The new 25,000-square-meter facility houses a manufacturing suite equipped with modern technology to produce adenovirus vector-based gene therapy drug substance in “large quantities,” Ferring said in a release.

The plant has also been designed with the company’s carbon footprint in mind, featuring renewable energy measures like waste heat recovery and solar energy, Ferring added.

And Ferring isn’t stopping there.
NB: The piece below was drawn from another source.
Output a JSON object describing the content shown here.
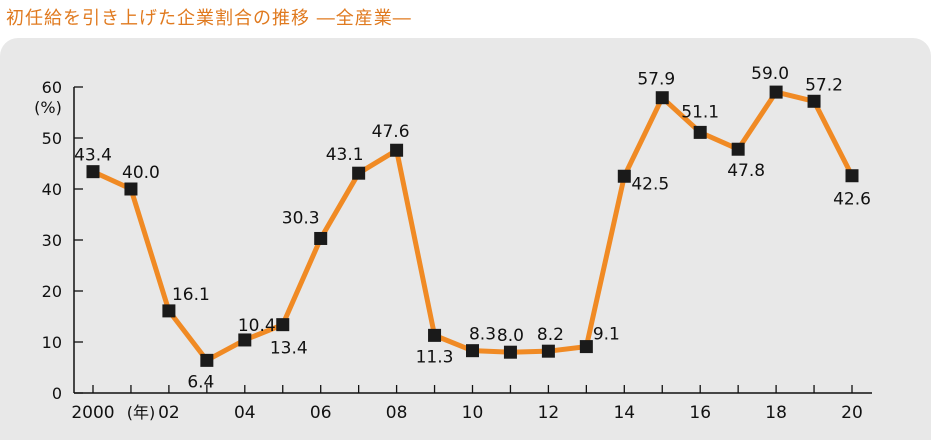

In its release, the company noted that it’s “nearing completion” of another new manufacturing facility for drug product at Ferring’s existing campus in Parsippany, New Jersey.

Ferring has previously said it expects the Kuopio and Parsippany sites to reach full capacity by 2025. Once that capacity is unlocked, the company is in line to receive $200 million in milestone payments from Royalty Pharma under a 2023 royalty deal worth upward of $500 million.

“Today’s announcement marks an important milestone in ensuring stable and sustainable global supply of Adstiladrin to meet the anticipated growth in demand,” Bipin Dalmia, the global head of Ferring’s uro-oncology and urology franchise, said in a statement.

The ribbon cutting in Finland follows several other Adstiladrin supply moves this year.

In January, Ferring announced that its gene therapy was “fully available” across the U.S. Prior to that, the company had been providing Adstiladrin through an “Early Experience Program” designed to “treat as many patients as possible in the short term while ensuring every patient who started on Adstiladrin had the ability to continue therapy.”

Then, in April, Ferring tapped SK pharmteco to help produce, test and release the gene therapy following regulatory sign-offs and a tech transfer. As with this week’s announcement, Ferring touted the SK team-up as a means to meet projected commercial growth of Adstiladrin.

With regards to demand projections, Ferring on Thursday highlighted findings from the International Agency for Research on Cancer, which now ranks bladder cancer as the ninth most-diagnosed malignancy worldwide.